**ECE 1406, Homework #6, Due May 13, 2003**

1. 4.15. (see equation 4.13 for part b.) Note also that Irvin's curves do not assume a constant mobility.

Assume that the diffusion length [(DT)^1/2] is 0.4 microns. From this information, you can find the background concentration (which is necessary for using Irvin's curves). Note that for the contribution of the different parts of the diffusion, you will have to integrate numerically.

You can do the numerical integration using any method you want. I generally use MATLAB, so I am including an example file to use for finding the integral of a gaussian. (I used this in the solution to homework #5) To use this file in MATLAB, first edit it with the correct parameters for the gaussian, and then use the quad8 function as follows:

D=quad8('gausint', 0, 2e-4)

This integrates the function in gausint from 0 to microns (assuming all your units are in cm!).

The m-file for matlab is given below, % indicates a comment line.

function N=gausint(x);

% gausint is the function that contains a gaussian to be integrated.

% No and DT are the surface concentration and the square of the

% diffusion length, and are adjusted for

% each new gaussian to be integrated.

No=1.0e20;

DT=0.16e-8;

%

N=No*exp(-x.^2/(4*DT));

2. Compare the resistivity found using the mobility expression in problem 4.24
with that in figure 4.8. Compare at 10^{20}, 10^{19},
and 10^{18} cm^{-3}, for both
n and p-type doping.
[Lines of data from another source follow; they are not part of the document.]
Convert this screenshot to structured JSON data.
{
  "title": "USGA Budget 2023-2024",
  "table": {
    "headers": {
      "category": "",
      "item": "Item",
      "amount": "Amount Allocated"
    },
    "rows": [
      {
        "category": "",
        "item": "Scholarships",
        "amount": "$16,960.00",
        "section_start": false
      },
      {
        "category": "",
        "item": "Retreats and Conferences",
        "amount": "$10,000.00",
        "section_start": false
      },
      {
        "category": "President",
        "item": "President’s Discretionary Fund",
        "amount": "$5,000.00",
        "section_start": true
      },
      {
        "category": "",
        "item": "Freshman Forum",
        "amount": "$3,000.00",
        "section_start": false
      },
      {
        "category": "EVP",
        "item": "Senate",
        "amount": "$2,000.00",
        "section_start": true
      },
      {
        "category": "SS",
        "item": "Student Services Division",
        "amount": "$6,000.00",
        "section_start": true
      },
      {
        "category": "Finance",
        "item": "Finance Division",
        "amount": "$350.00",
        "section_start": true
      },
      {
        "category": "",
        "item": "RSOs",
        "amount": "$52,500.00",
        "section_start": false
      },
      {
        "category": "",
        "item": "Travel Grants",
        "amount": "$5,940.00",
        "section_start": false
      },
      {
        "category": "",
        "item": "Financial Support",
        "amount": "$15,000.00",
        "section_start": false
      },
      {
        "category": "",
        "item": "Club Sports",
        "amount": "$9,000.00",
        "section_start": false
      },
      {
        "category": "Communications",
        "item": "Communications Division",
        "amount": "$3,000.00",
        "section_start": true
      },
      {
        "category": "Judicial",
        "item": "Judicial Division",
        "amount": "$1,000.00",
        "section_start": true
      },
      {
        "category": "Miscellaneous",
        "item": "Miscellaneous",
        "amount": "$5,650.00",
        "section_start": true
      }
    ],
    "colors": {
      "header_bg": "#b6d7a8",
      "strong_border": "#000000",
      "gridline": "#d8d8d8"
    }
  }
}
Note that the resistivity is the reciprocal of the conductivity.
Also note that the conductivity, s=qnm_{n}
or qpm_{p}. (This equation
has greek letters. If they did not display correctly, s corresponds to sigma,
the conductivity, and m is the mobility, mu.)

3. 4.24. The easiest way to do this is to use matlab or some other mathmatical package with integration capability or a calculator which can do numerical integration.

4. 5.6. Hint: Use Irvin's curves to find the surface concentration and then
work backward using N_{0} and x_{j}
to find the required implant dose. (You don't need to find the energy.) Also
note that only half of the implanted dose goes into the silicon.